An easy way to do that is to use the `slidge-prosody-dev` container:
`docker run --network host codeberg.org/slidge/prosody-slidge-dev`.
With it you will be able to launch the "superduper" bridge with
``slidge --legacy-module superduper --jid slidge.localhost --secret secret --debug --home-dir ./persistent``.
## Guidelines
slidge uses these tools to ensure some level of code quality:
- [mypy](https://www.mypy-lang.org/)
for static type checking,
- [ruff](https://docs.astral.sh/ruff/)
to detect common python mistakes and enforce a consistent style,
- [pytest](https://docs.pytest.org/en/stable/)
for automated tests.
Commit messages should be in the form of
[conventional commits](https://www.conventionalcommits.org/en/v1.0.0/), with
some additional types defined in [./commitlinx.config.js](https://codeberg.org/slidge/slidge/src/branch/main/commitlint.config.js).

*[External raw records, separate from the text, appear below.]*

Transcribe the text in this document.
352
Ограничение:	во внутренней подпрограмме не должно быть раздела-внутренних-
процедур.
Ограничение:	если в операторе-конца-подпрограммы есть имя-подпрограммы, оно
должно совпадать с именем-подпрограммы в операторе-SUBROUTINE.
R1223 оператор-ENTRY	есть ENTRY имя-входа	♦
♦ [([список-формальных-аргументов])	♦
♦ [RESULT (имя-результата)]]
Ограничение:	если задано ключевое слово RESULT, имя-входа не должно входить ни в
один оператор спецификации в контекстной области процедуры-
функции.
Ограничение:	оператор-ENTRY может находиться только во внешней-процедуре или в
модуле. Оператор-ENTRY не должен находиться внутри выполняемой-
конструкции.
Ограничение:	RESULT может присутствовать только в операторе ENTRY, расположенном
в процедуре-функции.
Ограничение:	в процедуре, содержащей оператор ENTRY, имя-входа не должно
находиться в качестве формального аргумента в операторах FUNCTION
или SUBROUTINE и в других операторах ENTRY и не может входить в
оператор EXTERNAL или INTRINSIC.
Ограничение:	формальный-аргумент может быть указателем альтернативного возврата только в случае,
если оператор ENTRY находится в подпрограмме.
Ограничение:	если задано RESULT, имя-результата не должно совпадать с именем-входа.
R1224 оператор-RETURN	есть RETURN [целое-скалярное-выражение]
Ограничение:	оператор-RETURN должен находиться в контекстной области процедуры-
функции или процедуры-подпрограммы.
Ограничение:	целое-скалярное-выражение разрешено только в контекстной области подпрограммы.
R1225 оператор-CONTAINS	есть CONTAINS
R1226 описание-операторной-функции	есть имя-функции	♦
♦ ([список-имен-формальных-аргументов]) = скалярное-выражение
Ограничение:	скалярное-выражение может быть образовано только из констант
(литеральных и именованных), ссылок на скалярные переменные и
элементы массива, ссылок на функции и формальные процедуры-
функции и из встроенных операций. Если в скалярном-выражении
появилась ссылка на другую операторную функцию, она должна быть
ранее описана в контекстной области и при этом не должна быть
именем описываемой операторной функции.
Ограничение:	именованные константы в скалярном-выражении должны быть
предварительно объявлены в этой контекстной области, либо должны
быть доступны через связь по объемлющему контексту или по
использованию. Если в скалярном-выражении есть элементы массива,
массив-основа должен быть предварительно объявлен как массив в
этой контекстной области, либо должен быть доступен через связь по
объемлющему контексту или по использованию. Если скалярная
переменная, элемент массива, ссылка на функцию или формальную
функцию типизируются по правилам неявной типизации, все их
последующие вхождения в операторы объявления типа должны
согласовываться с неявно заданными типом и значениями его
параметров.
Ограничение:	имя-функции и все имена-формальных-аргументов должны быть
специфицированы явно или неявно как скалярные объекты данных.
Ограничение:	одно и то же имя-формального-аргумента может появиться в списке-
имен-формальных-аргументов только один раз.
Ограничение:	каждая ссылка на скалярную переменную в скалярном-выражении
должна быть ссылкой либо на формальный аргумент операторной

This makes it possible to automatically generate changelogs on releases, it
is worth it! We use [git-cliff](https://git-cliff.org/) for this. You don't have
to install git-cliff locally, the magic happens in CI.
We recommended setting up [pre-commit](https://pre-commit.com/) to ensure that
these pass for each commit: `pre-commit install && pre-commit install --hook-type commit-msg`.
Make a new git branch, commit your changes, push it to your fork and open a
pull request!
NB: we also accept contributions without pull requests. Just push your changes
somewhere and tell us where to pull via the group chat.